Enfin, il serait utile d’entreprendre une étude comparative dans les milieux québécois. Est-ce que la même gamme de motivations ressort du pattern répandu d’usage de résidences secondaires, tel que relevé par Aubin-des Roches (2006), Dagenais (2006), Dubé (1986), St-Amour (1979) et d’autres ? Le paysage « naturel » a-t-il une valeur iconique similaire au Québec compte tenu, par exemple, de l’importance que l’on lui accorde dans le discours ontarien? L’idéal anglo-américain de la campagne, tel que l’ont décrit Bunce (1994) et Marx (1964), a-t-il la même emprise dans l’îlot de francophonie qu’est le Québec en Amérique du Nord ? L’on pourrait être porté à considérer l’aspect symbolique et fonctionnel du défrichement des terrasses de Montréal, entre Ville-Marie et la montagne, au temps de la Nouvelle-France (Marsan, 1981), lequel suggère, comme Smith (1990) l’a fait remarquer dans le cas de l’Ontario, que la forêt a des connotations historiques négatives. Les résultats d’une telle recherche pourraient alors se prêter à une comparaison utile avec des énoncés semblables sur l’espace « naturel » et « national » tels que ceux recueillis par Julkunen & Kuusamo (1991) et Periäinen (2006) pour la Finlande, et Kaltenborn (1997, 1998) pour la Norvège. Cependant, ce ne sont là que des hypothèses qui pourront être étudiées plus avant dans l’avenir.

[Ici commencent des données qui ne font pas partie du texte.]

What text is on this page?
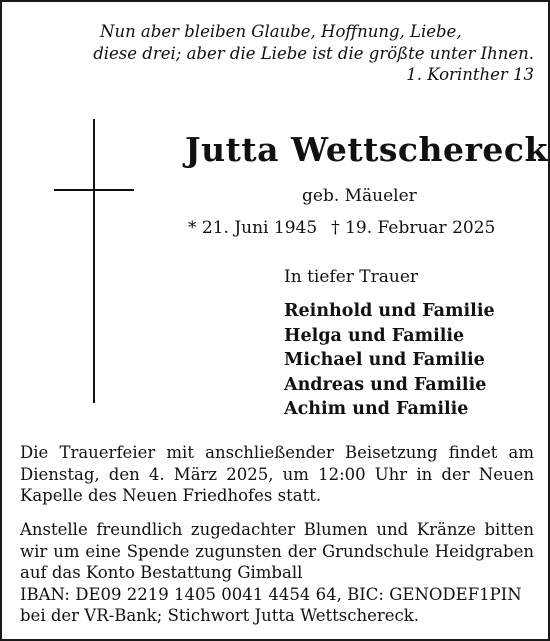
Nun aber bleiben Glaube, Hoffnung, Liebe,
diese drei; aber die Liebe ist die größte unter Ihnen.
1. Korinther 13

Jutta Wettschereck
geb. Mäueler
* 21. Juni 1945 † 19. Februar 2025
In tiefer Trauer
Reinhold und Familie
Helga und Familie
Michael und Familie
Andreas und Familie
Achim und Familie

Die Trauerfeier mit anschließender Beisetzung findet am Dienstag, den 4. März 2025, um 12:00 Uhr in der Neuen Kapelle des Neuen Friedhofes statt.

Anstelle freundlich zugedachter Blumen und Kränze bitten
wir um eine Spende zugunsten der Grundschule Heidgraben
auf das Konto Bestattung Gimball
IBAN: DE09 2219 1405 0041 4454 64, BIC: GENODEF1PIN
bei der VR-Bank; Stichwort Jutta Wettschereck.
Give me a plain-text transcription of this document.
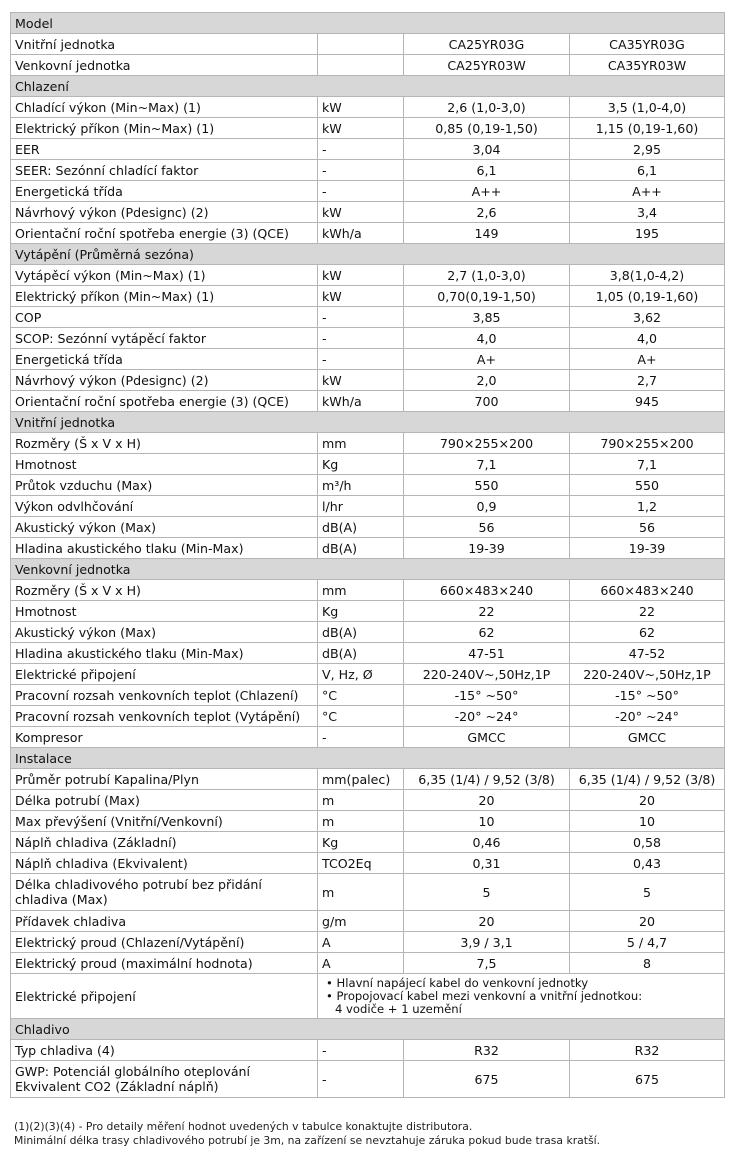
Model			
Vnitřní jednotka		CA25YR03G	CA35YR03G
Venkovní jednotka		CA25YR03W	CA35YR03W
Chlazení			
Chladící výkon (Min~Max) (1)	kW	2,6 (1,0-3,0)	3,5 (1,0-4,0)
Elektrický příkon (Min~Max) (1)	kW	0,85 (0,19-1,50)	1,15 (0,19-1,60)
EER	-	3,04	2,95
SEER: Sezónní chladící faktor	-	6,1	6,1
Energetická třída	-	A++	A++
Návrhový výkon (Pdesignc) (2)	kW	2,6	3,4
Orientační roční spotřeba energie (3) (QCE)	kWh/a	149	195
Vytápění (Průměrná sezóna)			
Vytápěcí výkon (Min~Max) (1)	kW	2,7 (1,0-3,0)	3,8(1,0-4,2)
Elektrický příkon (Min~Max) (1)	kW	0,70(0,19-1,50)	1,05 (0,19-1,60)
COP	-	3,85	3,62
SCOP: Sezónní vytápěcí faktor	-	4,0	4,0
Energetická třída	-	A+	A+
Návrhový výkon (Pdesignc) (2)	kW	2,0	2,7
Orientační roční spotřeba energie (3) (QCE)	kWh/a	700	945
Vnitřní jednotka			
Rozměry (Š x V x H)	mm	790×255×200	790×255×200
Hmotnost	Kg	7,1	7,1
Průtok vzduchu (Max)	m³/h	550	550
Výkon odvlhčování	l/hr	0,9	1,2
Akustický výkon (Max)	dB(A)	56	56
Hladina akustického tlaku (Min-Max)	dB(A)	19-39	19-39
Venkovní jednotka			
Rozměry (Š x V x H)	mm	660×483×240	660×483×240
Hmotnost	Kg	22	22
Akustický výkon (Max)	dB(A)	62	62
Hladina akustického tlaku (Min-Max)	dB(A)	47-51	47-52
Elektrické připojení	V, Hz, Ø	220-240V~,50Hz,1P	220-240V~,50Hz,1P
Pracovní rozsah venkovních teplot (Chlazení)	°C	-15° ~50°	-15° ~50°
Pracovní rozsah venkovních teplot (Vytápění)	°C	-20° ~24°	-20° ~24°
Kompresor	-	GMCC	GMCC
Instalace			
Průměr potrubí Kapalina/Plyn	mm(palec)	6,35 (1/4) / 9,52 (3/8)	6,35 (1/4) / 9,52 (3/8)
Délka potrubí (Max)	m	20	20
Max převýšení (Vnitřní/Venkovní)	m	10	10
Náplň chladiva (Základní)	Kg	0,46	0,58
Náplň chladiva (Ekvivalent)	TCO2Eq	0,31	0,43
Délka chladivového potrubí bez přidání chladiva (Max)	m	5	5
Přídavek chladiva	g/m	20	20
Elektrický proud (Chlazení/Vytápění)	A	3,9 / 3,1	5 / 4,7
Elektrický proud (maximální hodnota)	A	7,5	8
Elektrické připojení	• Hlavní napájecí kabel do venkovní jednotky
• Propojovací kabel mezi venkovní a vnitřní jednotkou:
4 vodiče + 1 uzemění		

Chladivo			
Typ chladiva (4)	-	R32	R32
GWP: Potenciál globálního oteplování Ekvivalent CO2 (Základní náplň)	-	675	675
(1)(2)(3)(4) - Pro detaily měření hodnot uvedených v tabulce konaktujte distributora.
Minimální délka trasy chladivového potrubí je 3m, na zařízení se nevztahuje záruka pokud bude trasa kratší.
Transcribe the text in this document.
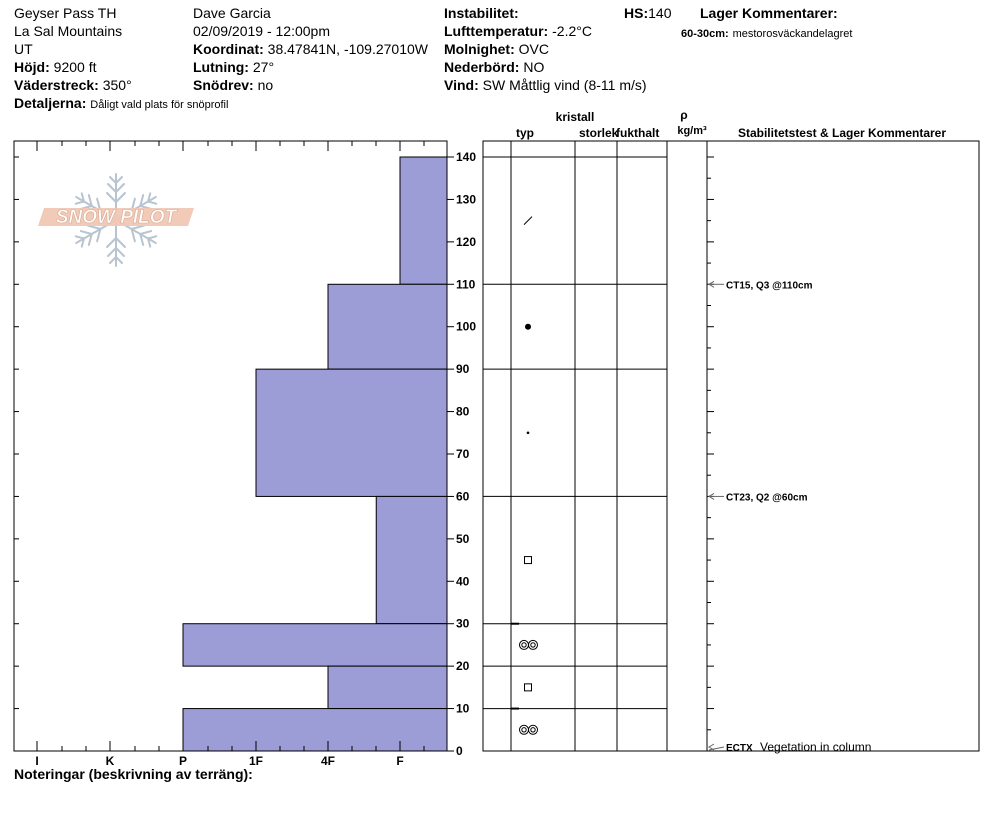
Geyser Pass TH
La Sal Mountains
UT
Höjd: 9200 ft
Väderstreck: 350°
Detaljerna: Dåligt vald plats för snöprofil
Dave Garcia
02/09/2019 - 12:00pm
Koordinat: 38.47841N, -109.27010W
Lutning: 27°
Snödrev: no
Instabilitet:
Lufttemperatur: -2.2°C
Molnighet: OVC
Nederbörd: NO
Vind: SW Måttlig vind (8-11 m/s)
HS:140 Lager Kommentarer:
60-30cm: mestorosväckandelagret
SNOW PILOT
0
10
20
30
40
50
60
70
80
90
100
110
120
130
140
I	K	P	1F	4F	F
CT15, Q3 @110cm
CT23, Q2 @60cm
ECTX Vegetation in column
kristall
typ	storlek
fukthalt
ρ
kg/m³	Stabilitetstest & Lager Kommentarer
Noteringar (beskrivning av terräng):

En résumé, le présent article porte sur l’étude de la multirésidence et fait ressortir les principales façons dont les ménages, surtout ceux avec des jeunes enfants et des adolescents, se situent dans l’espace de la métropole. Divers thèmes y sont traités tour à tour à l’aide de concepts permettant de rapprocher demeure (habitat), mobilité et sociabilité. Avec la menace des hausses futures du prix du pétrole, il reste à voir comment l’hyper-mobilité que nécessite cette appropriation de l’espace sera affectée. Pour l’instant, il ne fait aucun doute que l’image de la banlieue/campagne idéale, bien ancrée et si familière chez les Anglo-américains, persiste dans la pratique intergénérationnelle de la multirésidence avec résidence secondaire dans la « nature ».